The new bottles, which contain a film plastic bag to keep the wine airtight, are expected to be on the shelves by Christmas. They weigh roughly a tenth of their conventional counterparts and, by avoiding the heat-intensive glass-making process, use just one-tenth of the energy.
Martin Myerscough, inventor and founder of GreenBottle, the company behind the innovation, is hopeful his paper version will catch on despite the long pedigree of wine in bottles.
“Look at screwcaps,” he said. “Everyone derided them four or five years ago and they have now got half the market.

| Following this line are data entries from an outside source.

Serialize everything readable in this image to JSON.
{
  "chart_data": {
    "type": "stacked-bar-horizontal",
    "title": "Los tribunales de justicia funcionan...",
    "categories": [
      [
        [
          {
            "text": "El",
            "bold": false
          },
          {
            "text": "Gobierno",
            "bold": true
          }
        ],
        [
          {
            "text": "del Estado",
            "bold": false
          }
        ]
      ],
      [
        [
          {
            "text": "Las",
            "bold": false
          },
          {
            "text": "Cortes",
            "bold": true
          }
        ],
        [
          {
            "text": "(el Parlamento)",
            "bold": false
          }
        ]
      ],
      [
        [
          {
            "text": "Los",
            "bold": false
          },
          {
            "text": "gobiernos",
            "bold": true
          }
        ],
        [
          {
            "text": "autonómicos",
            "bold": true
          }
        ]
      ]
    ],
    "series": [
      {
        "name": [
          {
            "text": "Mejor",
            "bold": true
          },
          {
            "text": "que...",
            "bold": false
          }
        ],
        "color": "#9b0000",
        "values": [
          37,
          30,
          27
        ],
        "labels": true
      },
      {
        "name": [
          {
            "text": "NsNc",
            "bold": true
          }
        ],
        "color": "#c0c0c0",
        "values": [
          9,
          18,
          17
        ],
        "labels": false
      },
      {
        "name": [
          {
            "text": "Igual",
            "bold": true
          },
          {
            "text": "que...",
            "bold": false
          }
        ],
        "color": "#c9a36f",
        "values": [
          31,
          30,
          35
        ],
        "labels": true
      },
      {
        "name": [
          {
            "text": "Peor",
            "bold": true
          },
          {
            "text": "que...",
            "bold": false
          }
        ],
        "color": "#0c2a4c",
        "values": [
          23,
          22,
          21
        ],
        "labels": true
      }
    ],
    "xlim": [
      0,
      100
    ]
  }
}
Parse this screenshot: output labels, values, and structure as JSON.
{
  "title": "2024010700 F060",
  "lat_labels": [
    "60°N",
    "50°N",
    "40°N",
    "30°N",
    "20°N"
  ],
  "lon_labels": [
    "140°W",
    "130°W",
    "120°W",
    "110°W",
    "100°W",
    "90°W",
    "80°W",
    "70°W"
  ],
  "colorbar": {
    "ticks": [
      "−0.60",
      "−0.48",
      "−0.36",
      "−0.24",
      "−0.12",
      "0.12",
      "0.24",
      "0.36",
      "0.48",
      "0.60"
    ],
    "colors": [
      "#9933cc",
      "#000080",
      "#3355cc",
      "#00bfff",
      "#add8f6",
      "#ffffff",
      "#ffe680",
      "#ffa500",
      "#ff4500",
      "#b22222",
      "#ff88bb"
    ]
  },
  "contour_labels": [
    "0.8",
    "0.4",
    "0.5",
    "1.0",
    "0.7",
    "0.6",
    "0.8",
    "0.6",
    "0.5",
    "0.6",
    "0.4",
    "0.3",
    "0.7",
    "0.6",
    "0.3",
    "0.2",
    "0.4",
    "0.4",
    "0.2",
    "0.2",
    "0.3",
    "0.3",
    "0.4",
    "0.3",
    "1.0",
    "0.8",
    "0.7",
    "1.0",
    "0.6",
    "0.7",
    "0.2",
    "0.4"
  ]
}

Everyone said they will never do it, and lo and behold it happened.”
Mr Myerscough, a mechanical engineer and accountant by trade, began making paper bottles for milk – which are more easily recyclable than the laminated cartons – before moving on to wine.
His eureka moment came when he chanced upon the manager of a landfill site who said his biggest problem was plastic bottles. “He said, solve that and you will make money.”
Wine may prove a tougher sell with consumers than everyday milk, but GreenBottle says environmentally conscious imbibers that make the switch will help reduce greenhouse gas emissions.
According to the Waste & Resources Action Programme, the UK buys about 1.2bn glass bottles a year, generating carbon dioxide emissions during transportation and consigning more than half a million tonnes of glass to the country’s waste stream.
Indeed, so great is the production of green glass– despite the fact that most wine drunk in the UK is imported – that some companies are now shipping in tankers and then bottling on site.
Kingsland Wine & Spirits is the first wine supplier to contract to use the paper bottles.
The company already imports wine in bulk to its site in Irlam via the Manchester Ship Canal, which it says saves 2,000 lorry journeys each year.